Hausmusik steht bei manchen Berufsmusikern im Ruf, laienhaft zu sein, sowohl von der verwendeten Literatur als auch von der Ausführung her gesehen. Wir haben aber in den vielen Bremer Hausmusikwochen festgestellt, dass die Grenzen zur sogenannten anspruchsvollen Musik sehr fließend sind, so dass sowohl vom Inhaltlichen als auch vom Technischen her eine Grenzziehung zwischen „Musik“ und „Hausmusik“ sinnlos, ja absurd ist. Es ist für mich sehr interessant, die Programme der vielen Hausmusikwochen durchzusehen und festzustellen, dass neben Altem und Bewährtem sich immer wieder ganz Modernes zeigt, dem sich vor allem Kinder meist wesentlich unbefangener als manche Erwachsene nähern. Auch ganz neue Formen des Musizierens werden erprobt, die Improvisation spielt zunehmend eine wichtige Rolle.
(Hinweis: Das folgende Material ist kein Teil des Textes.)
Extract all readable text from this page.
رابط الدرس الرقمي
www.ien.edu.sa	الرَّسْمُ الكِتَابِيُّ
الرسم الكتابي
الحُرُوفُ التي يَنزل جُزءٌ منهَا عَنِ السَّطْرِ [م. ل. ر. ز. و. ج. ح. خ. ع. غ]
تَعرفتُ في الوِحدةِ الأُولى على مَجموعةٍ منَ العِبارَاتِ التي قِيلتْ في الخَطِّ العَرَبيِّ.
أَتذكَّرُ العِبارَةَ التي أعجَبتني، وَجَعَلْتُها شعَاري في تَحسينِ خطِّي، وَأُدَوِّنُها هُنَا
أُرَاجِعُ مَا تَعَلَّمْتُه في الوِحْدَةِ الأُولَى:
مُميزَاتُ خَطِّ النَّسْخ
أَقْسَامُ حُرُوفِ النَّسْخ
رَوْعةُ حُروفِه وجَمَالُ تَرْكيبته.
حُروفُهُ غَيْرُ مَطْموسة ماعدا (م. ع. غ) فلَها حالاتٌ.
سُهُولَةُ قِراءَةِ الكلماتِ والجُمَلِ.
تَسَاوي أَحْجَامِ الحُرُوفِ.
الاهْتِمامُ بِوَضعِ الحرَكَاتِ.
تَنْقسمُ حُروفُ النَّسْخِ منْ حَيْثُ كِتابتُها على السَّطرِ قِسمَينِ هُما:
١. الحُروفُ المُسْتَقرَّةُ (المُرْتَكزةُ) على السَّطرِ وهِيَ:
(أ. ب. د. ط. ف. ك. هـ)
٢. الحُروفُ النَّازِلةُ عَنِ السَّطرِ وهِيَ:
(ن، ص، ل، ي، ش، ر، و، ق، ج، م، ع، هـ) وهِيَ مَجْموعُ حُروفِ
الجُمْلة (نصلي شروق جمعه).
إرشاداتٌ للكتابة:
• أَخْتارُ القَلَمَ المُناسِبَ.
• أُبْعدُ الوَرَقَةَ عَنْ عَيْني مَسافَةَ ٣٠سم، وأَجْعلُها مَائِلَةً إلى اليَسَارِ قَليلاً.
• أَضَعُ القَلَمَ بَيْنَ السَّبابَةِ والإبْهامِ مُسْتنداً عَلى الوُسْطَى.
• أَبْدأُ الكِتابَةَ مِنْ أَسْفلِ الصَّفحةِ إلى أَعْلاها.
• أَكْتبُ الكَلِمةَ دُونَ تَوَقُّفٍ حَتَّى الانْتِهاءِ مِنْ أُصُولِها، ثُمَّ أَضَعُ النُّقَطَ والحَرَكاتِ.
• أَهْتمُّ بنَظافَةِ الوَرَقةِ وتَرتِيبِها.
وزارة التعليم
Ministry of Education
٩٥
Kinder und Jugendliche erweisen sich als ungeheuer einfallsreich, wenn ihnen von ihren Lehrerinnen und Lehrern Freiheit zum Erproben ihrer musikalischen Kräfte gegeben wird.
Als ich von 1974 bis 1997 die Hausmusikwoche organisatorisch betreute, wuchs mit den Jahren meine Hochachtung vor meinen Kolleginnen und Kollegen im Tonkünstlerverband, die mit ihrer unermüdlichen Arbeit an den ihnen anvertrauten Kindern und Jugendlichen in einer breiten Öffentlichkeit Musikverständnis und Musikliebe wecken und wach halten konnten. Sicherlich hat zu der besonderen bremischen Atmosphäre der Hausmusikwoche auch beigetragen, dass sie keinen Wettbewerbscharakter besitzt. So wichtig Kinder- und Jugendwettbewerbe sind: Die Bremer Hausmusikwoche sollte bei allem Neuen, das gewagt werden muss, ihr besonderes Flair als stressfreie oder besser (weil es ein bisschen Lampenfieber immer geben muss) stressarme Reihe von Musizierstunden und Konzerten behalten, in denen sich Ausführende und Zuhörer gerne begegnen. Vor der Musikgeschichte und der Geschichte der Musikerziehung sind siebzig Jahre Bremer Hausmusikwoche ein kleiner, unbedeutender Zeitraum; in unserer schnelllebigen Zeit sind siebzig Jahre Beharrlichkeit und lebendige Tradition viel, sehr viel. Es lohnt sich, weiterzumachen.